Jean Rizzo was getting antsy. “For Christ’s sake, Buck. We don’t have time for this.”
“Fine,” Milton Buck barked. “Give me the name.”
Elizabeth glanced at her attorney, who nodded.
“My partner is actually an old acquaintance of Tracy’s. Funny how closely our lives have become intertwined, isn’t it?”
Despite herself, Tracy looked up.
“His name”—Elizabeth paused for effect—“is Daniel Cooper.”
PART THREE
CHAPTER 19
DANIEL COOPER WAITED PATIENTLY for the captain to turn off the seat-belt sign. Then he pushed his economy seat back as far as it would go and snapped off a single square of Lindt chocolate in celebration, closing his eyes and savoring the sweetness as it melted on his tongue.
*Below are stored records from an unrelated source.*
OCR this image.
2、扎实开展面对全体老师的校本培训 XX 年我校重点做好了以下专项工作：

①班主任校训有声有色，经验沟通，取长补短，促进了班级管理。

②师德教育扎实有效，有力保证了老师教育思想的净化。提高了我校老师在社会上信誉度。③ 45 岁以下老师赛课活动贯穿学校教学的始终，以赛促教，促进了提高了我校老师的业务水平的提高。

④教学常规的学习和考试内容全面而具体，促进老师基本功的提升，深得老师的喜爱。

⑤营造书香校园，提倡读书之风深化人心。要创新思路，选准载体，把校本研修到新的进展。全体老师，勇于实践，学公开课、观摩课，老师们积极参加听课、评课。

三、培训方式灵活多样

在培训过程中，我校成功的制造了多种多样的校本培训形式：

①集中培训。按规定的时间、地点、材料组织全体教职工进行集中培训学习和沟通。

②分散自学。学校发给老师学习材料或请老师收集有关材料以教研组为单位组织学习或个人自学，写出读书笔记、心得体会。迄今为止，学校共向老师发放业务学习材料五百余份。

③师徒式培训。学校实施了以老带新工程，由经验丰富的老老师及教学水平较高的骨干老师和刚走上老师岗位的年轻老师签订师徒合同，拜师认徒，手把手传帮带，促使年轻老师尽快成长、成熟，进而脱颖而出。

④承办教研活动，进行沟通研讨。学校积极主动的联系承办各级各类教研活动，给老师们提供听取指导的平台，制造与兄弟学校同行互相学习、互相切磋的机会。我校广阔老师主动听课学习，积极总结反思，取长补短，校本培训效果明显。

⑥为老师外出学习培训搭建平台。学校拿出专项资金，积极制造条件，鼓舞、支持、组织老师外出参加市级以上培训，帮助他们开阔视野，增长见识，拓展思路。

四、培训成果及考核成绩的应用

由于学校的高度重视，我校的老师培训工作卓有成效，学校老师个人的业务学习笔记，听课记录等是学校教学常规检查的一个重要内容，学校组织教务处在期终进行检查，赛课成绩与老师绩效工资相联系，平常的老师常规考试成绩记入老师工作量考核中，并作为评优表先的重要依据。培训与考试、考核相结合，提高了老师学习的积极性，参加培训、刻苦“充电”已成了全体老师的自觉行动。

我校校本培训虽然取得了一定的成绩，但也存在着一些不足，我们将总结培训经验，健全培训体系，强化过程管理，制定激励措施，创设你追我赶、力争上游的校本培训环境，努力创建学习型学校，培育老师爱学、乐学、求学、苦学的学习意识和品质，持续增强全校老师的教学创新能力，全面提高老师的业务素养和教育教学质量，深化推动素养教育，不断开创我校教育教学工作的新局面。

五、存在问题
All pleasure was sin, of course. Over the years, Daniel Cooper had learned to rein in most of his baser human desires. I am a vessel of justice, a pure servant of the Lord. And yet he knew he was still not worthy. Not yet. When he became worthy, when he’d fully atoned for his sins, the Lord would deliver Tracy Whitney to him. He felt sure that that day was moving ever closer. Tracy—his Tracy, his soul mate—was coming to him at last. All those years he’d thought she was dead! Or if not dead then disappeared, gone, lost to him forever. But he’d been wrong. The Lord had given him another chance. Daniel intended to grab that chance with both hands.
Beneath the cover of his airline blanket, Daniel Cooper started to touch himself.
God had called Daniel Cooper to hunt down lawbreakers and bring them to justice, but society had other ideas. When Daniel tried to join the New York City police force he had been rejected. Officially he was deemed too short, but in reality Daniel knew that his assessors simply didn’t like him. They found him creepy. When the FBI also rejected him, but accepted far less qualified candidates in his class, Daniel hacked into his psychiatric evaluation. Highly intelligent. Lacking empathy. Deceitful. Someone had added a handwritten note: borderline psychotic?
With law enforcement closed to him, Daniel Cooper worked first as a private investigator and later as an employee of an insurance company, tracking down defrauders. It was in this latter capacity that he first crossed paths with Tracy Whitney.
Daniel Cooper believed he could save Tracy Whitney. God had told him so in dream after dream, even as the devil tempted him with unclean thoughts about Tracy’s body. Daniel made it his personal mission to catch Tracy and bring her to justice. But throughout her long career as a con artist, she had eluded him time and time again. First by herself, and later with the appalling Jeff Stevens, she mocked all her would-be captors. In their arrogance, police forces across the globe underestimated Tracy Whitney. Daniel Cooper tried to warn them—in Madrid, in London, in New York, in Amsterdam. But like the Pharisees, they remained blinded with pride. And so the evildoers triumphed.
It was Amsterdam that changed everything.
Tracy and Jeff had stolen the Lucullan Diamond, smuggling it out of the city by homing pigeon. Weeks of surveillance and planning by Daniel Cooper had been for naught. This time it was the moronic Inspector van Duren who had let Whitney slip through Cooper’s net. Daniel would never forget the way Tracy stopped at the boarding gate at Schiphol Airport, turned to him and waved. Waved. Tracy Whitney had looked right into his eyes and seen his secrets. It was in that moment that the bond between them had been cemented.
What God has joined together, let no man cast asunder.